Since the start of the contest, Unity received close to 3,000 submitted agents. The top six final agents submitted by participants were able to solve over 10 floors of unseen versions of the tower, with the top entry solving an average of nearly 20 floors.
Alex Nichols, under the name unixpickle, scored first place with 19 floors completed. Unity wasn’t expected anyone to get past 10 floors. Second place went to a team at Compscience.org at the Universitat Pompeu Fabra under the name giadefa, followed by third place Songbin Choi, a biomedical engineer based in Seoul, South Korea.
Honorable mentions included Joe Booth (joe_booth), Doug Meng (dougm), and UEFDL (Miffyli).
Nichols has been programming since he was 11 years old. As a senior in high school, he became very interested in AI and taught himself about it. He studied at Cornell for three semesters before leaving to pursue AI full-time and ultimately joining OpenAI (he has since left but still maintains strong interest in AI).
Nichols trained his agent in several steps. First, he trained a classifier to identify objects (boxes, doors, etc..). This classifier was used throughout the process to tell the agent what objects it has seen in the past 50 time steps. Then, he used behavioral cloning to train an agent to imitate human demonstrations.

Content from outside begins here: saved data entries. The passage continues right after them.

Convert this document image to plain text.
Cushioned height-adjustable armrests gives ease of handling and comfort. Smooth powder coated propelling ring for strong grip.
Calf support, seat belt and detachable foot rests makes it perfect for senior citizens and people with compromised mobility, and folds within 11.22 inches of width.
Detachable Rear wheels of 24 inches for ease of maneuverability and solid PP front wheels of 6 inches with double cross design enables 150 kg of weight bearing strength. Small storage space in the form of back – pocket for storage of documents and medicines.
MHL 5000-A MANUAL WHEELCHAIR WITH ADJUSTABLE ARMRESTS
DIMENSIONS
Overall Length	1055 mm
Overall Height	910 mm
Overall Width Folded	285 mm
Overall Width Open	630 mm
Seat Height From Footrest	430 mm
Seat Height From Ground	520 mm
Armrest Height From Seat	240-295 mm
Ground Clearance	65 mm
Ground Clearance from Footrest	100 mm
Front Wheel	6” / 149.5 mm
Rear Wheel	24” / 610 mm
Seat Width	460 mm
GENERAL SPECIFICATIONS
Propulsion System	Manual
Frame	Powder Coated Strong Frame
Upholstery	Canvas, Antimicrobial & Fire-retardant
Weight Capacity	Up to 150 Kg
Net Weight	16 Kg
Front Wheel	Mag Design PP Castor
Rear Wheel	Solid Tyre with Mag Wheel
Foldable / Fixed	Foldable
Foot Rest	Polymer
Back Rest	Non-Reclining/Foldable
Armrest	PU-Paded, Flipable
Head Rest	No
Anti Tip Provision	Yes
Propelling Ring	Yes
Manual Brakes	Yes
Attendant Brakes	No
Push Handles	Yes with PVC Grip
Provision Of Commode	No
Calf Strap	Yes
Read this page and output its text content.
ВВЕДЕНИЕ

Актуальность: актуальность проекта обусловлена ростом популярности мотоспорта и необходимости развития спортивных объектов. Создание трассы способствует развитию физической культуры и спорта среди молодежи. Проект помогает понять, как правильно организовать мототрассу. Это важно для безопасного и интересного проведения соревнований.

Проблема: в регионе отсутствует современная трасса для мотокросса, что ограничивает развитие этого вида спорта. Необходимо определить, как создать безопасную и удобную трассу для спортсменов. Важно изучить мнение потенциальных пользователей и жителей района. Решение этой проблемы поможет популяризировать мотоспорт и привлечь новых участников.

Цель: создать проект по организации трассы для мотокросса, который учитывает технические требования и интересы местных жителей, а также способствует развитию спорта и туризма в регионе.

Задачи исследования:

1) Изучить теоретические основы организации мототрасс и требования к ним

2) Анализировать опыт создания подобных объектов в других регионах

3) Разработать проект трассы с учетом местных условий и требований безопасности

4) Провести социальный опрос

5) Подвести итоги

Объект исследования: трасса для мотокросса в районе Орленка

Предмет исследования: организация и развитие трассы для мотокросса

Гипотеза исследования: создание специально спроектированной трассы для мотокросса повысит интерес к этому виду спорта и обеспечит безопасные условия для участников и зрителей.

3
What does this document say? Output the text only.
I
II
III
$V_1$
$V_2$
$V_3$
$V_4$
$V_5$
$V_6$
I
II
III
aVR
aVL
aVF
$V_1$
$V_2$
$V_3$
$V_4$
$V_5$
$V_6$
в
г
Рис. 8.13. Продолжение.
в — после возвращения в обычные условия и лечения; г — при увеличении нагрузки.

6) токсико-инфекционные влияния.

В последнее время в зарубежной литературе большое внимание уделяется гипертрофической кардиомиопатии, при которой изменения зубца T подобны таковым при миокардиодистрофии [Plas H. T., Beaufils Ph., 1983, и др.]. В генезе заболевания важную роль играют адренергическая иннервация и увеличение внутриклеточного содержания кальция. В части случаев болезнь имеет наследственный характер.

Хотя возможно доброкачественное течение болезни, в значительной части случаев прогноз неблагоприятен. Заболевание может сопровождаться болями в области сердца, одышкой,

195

Lastly, Nichols used a variant of PPO which he calls “prierarchy” to fine-tune his behavioral cloned agent based on the game’s reward function. This variant of PPO replaces the entropy term with a KL term that keeps the agent close to the original behavior cloned policy.
He tried a few other approaches that didn’t quite pan out: GAIL for more sample-efficient imitation learning, CMA-ES to learn a policy from scratch, and stacking last-layer features from the classifier and feeding it into the agent (instead of using the classifier’s outputs for the state).
Unity said that all of the source code for Obstacle Tower is now available under the Apache 2 license.
“We waited to make this release until the contest was completed to prevent anyone from reverse-engineering the task or evaluation process. Now that it is over, we hope researchers and users are able to take things apart to help learn how to solve the task better, as well as modify the Obstacle Tower for your own needs,” said the contest organizers, Arthur Juliani and Jeffrey Shih, in a blog post.
The Obstacle Tower was built to be highly modular, and relies heavily on procedural generation of multiple aspects of the environment, from the floor layout to the item and module placement in each room.
“We expect that this modularity will make it easy for researchers to define their own custom tasks using the pieces and tools we’ve built,” Juliani and Shih said.
The focus of the Obstacle Tower Challenge is what Unity called weak generalization (sometimes called within-distribution generalization). For the challenge, agents had access to one hundred towers, and were tested on an additional five towers. Importantly, all of these towers were generated using the same set of rules. As such, there were no big surprises for the agents.
Also of interest is a different kind of generalization, what Unity called the strong kind (or sometimes called out of distribution). In this scenario, the agent would be tested on a version of Obstacle Tower, which was generated using a different set of rules from the training set.
Unity had a separate visual theme for the evaluation phase, which used different textures, geometry, and lighting.
“We think that benchmarks like these can be an even better measure of progress in artificial intelligence. We look forward to the community extending our work and proposing their own using this open source release,” Juliani and Shih said.
Collaborators on the project also included Julian Togelius and Ahmed Khalifa. Google Cloud provided GCP credits and AICrowd tech for hosting the challenge.
There’s still progress to make. Each instance of Obstacle Tower contains 100 floors. This means that there is still 80% of the tower left unsolved. Unity said it is hiring AI experts.